A coalition of gay and transgender African Americans announced yesterday that it will use a nationwide advertising campaign to reach out to a group that some say seems to dislike them most: the broader African
American community.

Representatives of the National Black Justice Coalition said their goal is to inform black Americans about marriage equality for same-sex couples and drum up black community opposition to a constitutional amendment banning gay marriage, which has been proposed by some conservatives. ...

[Keith] Boykin, who served as a special assistant to President Bill Clinton, said the coalition plans to spend $100,000 to place advertisements in black magazines, such as Ebony, Essence and Jet, and black newspapers, such as the Michigan Chronicle in Detroit and the Baltimore/Washington Afro-American.

Mandy Carter, another member of the coalition, said the group would meet to determine what the ads should say. But their intent is to convince black people that discrimination against committed couples on the basis
of sexual orientation is a form of social injustice.
"We can't get family health insurance, so we have to pay two deductibles instead of one," Alicia Heath-Toby and Saundra Heath-Toby, a same-sex couple, said in a joint statement. "We are your neighbors next door. We
ride the bus and subway with you. We sit next to you at lunch."

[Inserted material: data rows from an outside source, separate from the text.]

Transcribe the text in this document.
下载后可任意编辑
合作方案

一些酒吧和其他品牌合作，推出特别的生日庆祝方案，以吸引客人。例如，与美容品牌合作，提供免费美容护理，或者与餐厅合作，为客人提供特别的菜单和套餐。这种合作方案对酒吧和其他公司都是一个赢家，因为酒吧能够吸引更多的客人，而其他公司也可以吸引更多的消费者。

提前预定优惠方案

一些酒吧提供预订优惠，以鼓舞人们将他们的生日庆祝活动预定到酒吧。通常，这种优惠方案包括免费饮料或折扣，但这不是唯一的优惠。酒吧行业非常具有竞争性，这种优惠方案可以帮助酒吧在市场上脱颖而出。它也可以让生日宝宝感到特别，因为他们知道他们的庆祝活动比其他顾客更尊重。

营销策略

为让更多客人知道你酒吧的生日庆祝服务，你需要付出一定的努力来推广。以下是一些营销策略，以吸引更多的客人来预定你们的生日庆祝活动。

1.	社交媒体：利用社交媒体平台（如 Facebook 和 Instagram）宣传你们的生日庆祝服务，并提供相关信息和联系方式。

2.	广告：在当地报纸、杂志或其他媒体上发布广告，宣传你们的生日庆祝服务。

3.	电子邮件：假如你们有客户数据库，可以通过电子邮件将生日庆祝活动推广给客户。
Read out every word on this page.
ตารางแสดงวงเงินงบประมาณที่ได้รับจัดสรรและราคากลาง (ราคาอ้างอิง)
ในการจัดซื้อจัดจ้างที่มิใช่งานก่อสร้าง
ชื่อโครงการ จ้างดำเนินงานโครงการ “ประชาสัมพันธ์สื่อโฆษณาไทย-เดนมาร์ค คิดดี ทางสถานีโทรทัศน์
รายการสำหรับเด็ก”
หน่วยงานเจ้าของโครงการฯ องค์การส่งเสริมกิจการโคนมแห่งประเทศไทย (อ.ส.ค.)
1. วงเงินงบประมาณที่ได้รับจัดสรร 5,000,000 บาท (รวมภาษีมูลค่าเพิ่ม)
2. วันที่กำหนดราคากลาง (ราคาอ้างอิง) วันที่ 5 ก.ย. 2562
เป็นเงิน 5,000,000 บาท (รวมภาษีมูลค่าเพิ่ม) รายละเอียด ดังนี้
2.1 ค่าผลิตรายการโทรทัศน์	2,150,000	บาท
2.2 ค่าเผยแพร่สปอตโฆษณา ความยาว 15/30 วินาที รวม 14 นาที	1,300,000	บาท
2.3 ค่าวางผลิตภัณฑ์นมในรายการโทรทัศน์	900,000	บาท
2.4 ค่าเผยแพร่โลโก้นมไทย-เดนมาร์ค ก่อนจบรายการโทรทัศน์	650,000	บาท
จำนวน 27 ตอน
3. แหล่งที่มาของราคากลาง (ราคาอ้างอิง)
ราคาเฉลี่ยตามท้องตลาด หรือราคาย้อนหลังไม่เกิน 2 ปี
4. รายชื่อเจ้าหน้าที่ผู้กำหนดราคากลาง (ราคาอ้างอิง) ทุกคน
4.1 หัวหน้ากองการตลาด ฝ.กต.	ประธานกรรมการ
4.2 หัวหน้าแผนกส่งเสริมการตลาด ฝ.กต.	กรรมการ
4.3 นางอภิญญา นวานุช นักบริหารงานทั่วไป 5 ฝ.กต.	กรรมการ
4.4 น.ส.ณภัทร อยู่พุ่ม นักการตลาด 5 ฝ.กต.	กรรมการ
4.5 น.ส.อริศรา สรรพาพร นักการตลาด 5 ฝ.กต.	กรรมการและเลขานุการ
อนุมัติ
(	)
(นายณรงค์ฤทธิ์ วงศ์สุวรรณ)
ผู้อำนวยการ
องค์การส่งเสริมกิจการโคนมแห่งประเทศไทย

Civil rights organizations that sponsored sit-ins at lunch counters in the 1950s and '60s -- the NAACP and the Southern Christian Leadership Conference -- have been silent on marriage equality, as has the National
Urban League. "We haven't formally taken a position," said Sheriee Bowman, director of information and public relations for the SCLC. "We would definitely be open to a dialogue, but we don't know enough about what their issue is."